In 1940, poverty among black families was 87 percent and fell to 47 percent by 1960. Would someone tell me what anti-poverty program or civil-rights legislation accounted for this economic advance that exceeded any other 20-year interval? A significant chunk of that progress occurred through migration from rural areas in the South to big Northern cities. Between 1960 and 1980, black poverty fell roughly 17 percent and fell one percent during the '70s. Might this have been a continuation of a trend starting much earlier, or was it a miracle of the civil-rights movement or President Johnson's War on Poverty?
Dr. Thomas Sowell's research points out that in various skilled trades, the incomes of blacks relative to whites more than doubled between 1936 and 1959. What's more, the rise of blacks in professional and other high-level occupations was greater during the five years preceding the Civil Rights Act of 1964 than the five years afterward.
In 1940, 86 percent of black children were born inside marriage, and the illegitimacy rate among blacks was about 15 percent. Today, 31 percent of black children are born inside marriage, and the illegitimacy rate hovers around 70 percent.”
In the 18th century, the founding fathers restricted the voting franchise to the landed gentry — those who had a stake in the society. The idea was to restrict governance to the successful and accomplished citizens. If nothing else, successful and enterprising men were thought to serve as role models. No one anticipated a 20th-century oligarchy of venal lawyer/politicians without term limits.
It was John Adams who wrote in 1776 that no good could come from enfranchising more Americans:
“Depend upon it, Sir, it is dangerous to open so fruitful a source of controversy and altercation as would be opened by attempting to alter the qualifications of voters; there will be no end to it. New claims will arise; women will demand the vote; lads from 12 to 21 will think their rights not enough attended to; and every man who has not a farthing, will demand an equal voice with any other, in all acts of state. It tends to confound and destroy all distinctions, and prostrate all ranks to one common level.”
Like the wise men of 5th-century Athens, early American political philosophers were aware that even a representative republic could be hijacked -- where cupidity and self-interest could thrive at the expense of the common good. It's no accident that the word "democracy" does not appear in the Declaration of Independence or the Constitution.
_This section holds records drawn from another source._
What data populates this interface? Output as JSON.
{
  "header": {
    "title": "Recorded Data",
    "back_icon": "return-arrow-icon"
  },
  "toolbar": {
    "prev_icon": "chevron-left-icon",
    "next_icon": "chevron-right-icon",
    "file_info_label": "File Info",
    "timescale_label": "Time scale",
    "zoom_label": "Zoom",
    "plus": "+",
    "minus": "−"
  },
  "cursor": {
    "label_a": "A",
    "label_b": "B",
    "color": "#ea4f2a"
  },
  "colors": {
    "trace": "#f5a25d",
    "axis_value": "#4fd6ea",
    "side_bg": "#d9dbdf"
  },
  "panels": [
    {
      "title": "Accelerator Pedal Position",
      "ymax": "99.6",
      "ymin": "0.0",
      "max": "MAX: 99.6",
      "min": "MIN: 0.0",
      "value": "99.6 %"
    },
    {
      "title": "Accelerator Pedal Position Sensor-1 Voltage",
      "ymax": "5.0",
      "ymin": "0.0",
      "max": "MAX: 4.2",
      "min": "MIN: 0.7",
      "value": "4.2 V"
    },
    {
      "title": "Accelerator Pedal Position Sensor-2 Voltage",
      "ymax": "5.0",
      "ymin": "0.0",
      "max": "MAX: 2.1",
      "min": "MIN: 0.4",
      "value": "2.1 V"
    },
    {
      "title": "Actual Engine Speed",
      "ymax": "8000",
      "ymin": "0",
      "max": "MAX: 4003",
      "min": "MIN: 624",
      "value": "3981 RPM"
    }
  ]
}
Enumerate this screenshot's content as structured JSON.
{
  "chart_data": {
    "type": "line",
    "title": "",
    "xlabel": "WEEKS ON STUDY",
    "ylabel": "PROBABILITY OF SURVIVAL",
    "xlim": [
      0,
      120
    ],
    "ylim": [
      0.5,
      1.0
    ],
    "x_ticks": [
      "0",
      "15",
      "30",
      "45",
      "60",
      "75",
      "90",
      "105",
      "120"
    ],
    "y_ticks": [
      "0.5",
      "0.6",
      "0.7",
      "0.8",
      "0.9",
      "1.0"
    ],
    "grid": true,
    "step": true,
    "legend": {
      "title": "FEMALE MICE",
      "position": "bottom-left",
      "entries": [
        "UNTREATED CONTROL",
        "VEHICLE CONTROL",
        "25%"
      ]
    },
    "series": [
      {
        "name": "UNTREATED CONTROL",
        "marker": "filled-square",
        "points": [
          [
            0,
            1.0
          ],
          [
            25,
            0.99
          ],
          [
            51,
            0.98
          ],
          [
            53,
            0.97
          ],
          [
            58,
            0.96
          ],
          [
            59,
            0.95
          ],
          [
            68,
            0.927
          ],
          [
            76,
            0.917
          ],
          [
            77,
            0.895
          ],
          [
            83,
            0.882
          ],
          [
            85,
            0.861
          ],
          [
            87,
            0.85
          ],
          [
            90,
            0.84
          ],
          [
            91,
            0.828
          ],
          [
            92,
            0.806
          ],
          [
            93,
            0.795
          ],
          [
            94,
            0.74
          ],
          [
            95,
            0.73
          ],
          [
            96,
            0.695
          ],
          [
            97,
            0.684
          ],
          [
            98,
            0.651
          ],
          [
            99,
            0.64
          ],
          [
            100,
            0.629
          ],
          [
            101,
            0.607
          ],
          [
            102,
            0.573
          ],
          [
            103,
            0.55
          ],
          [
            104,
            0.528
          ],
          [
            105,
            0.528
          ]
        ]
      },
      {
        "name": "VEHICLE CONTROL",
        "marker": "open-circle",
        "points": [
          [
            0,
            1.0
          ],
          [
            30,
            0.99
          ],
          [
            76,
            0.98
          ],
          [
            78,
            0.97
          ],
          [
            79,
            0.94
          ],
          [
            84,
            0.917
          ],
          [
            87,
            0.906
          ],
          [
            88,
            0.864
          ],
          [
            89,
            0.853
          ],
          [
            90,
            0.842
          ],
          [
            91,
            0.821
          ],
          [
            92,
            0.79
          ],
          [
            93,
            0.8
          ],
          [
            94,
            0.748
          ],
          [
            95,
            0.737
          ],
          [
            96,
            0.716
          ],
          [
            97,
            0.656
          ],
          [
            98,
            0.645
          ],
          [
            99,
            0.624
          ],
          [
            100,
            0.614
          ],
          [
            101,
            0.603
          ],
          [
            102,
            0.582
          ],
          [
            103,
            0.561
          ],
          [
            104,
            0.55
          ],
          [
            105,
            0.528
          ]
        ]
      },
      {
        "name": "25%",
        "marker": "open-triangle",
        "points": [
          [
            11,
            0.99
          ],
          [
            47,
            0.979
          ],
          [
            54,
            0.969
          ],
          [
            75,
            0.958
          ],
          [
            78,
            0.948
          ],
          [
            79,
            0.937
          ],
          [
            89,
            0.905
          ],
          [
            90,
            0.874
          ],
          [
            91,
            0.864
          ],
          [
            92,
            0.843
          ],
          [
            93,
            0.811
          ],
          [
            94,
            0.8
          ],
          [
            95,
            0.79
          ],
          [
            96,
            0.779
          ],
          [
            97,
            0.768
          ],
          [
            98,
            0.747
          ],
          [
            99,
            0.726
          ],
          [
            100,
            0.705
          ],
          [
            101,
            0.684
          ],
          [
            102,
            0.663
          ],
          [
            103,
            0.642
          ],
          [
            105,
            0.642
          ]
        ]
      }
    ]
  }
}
The original vision of an entrepreneurial, capitalist republic has devolved now to a social democratic nightmare where government programs actually suffocate initiative and enterprise. Literal, and figurative, industry is now vilified from the Oval Office. At the local level, especially in urban areas, social democrats thrive in dysfunctional, one-party towns. These urban blights cannot afford incompetence, even; it must be subsidized.
Fifty percent of the population pays no income taxes, but they do have the vote. This constituency has no skin in the game except, maybe, to collect a government check. There's no incentive for fiscal prudence when deadbeats can be bought with other people's money.
Today we have an oligarchy comprised of the political elite, the left wing media, the wealthy in the entertainment industry and the corporate internationalist like George Soros and Jeffrey Immelt. These are the people, like the pigs in Animal Farm have learned to walk on two legs and believe that all pigs are equal, but some pigs are more equal.
The American crisis was not created by reformers or conservatives. It was created by a bovine electorate and a porcine federal government — a horrible model that actually cultivates social pathologies for political purposes. More than four out of ten dollars spent by Washington must be borrowed to finance what now amounts to an American "Animal Farm." Indeed, George! The pigs have taken over again. Napoleon and Squealer are back!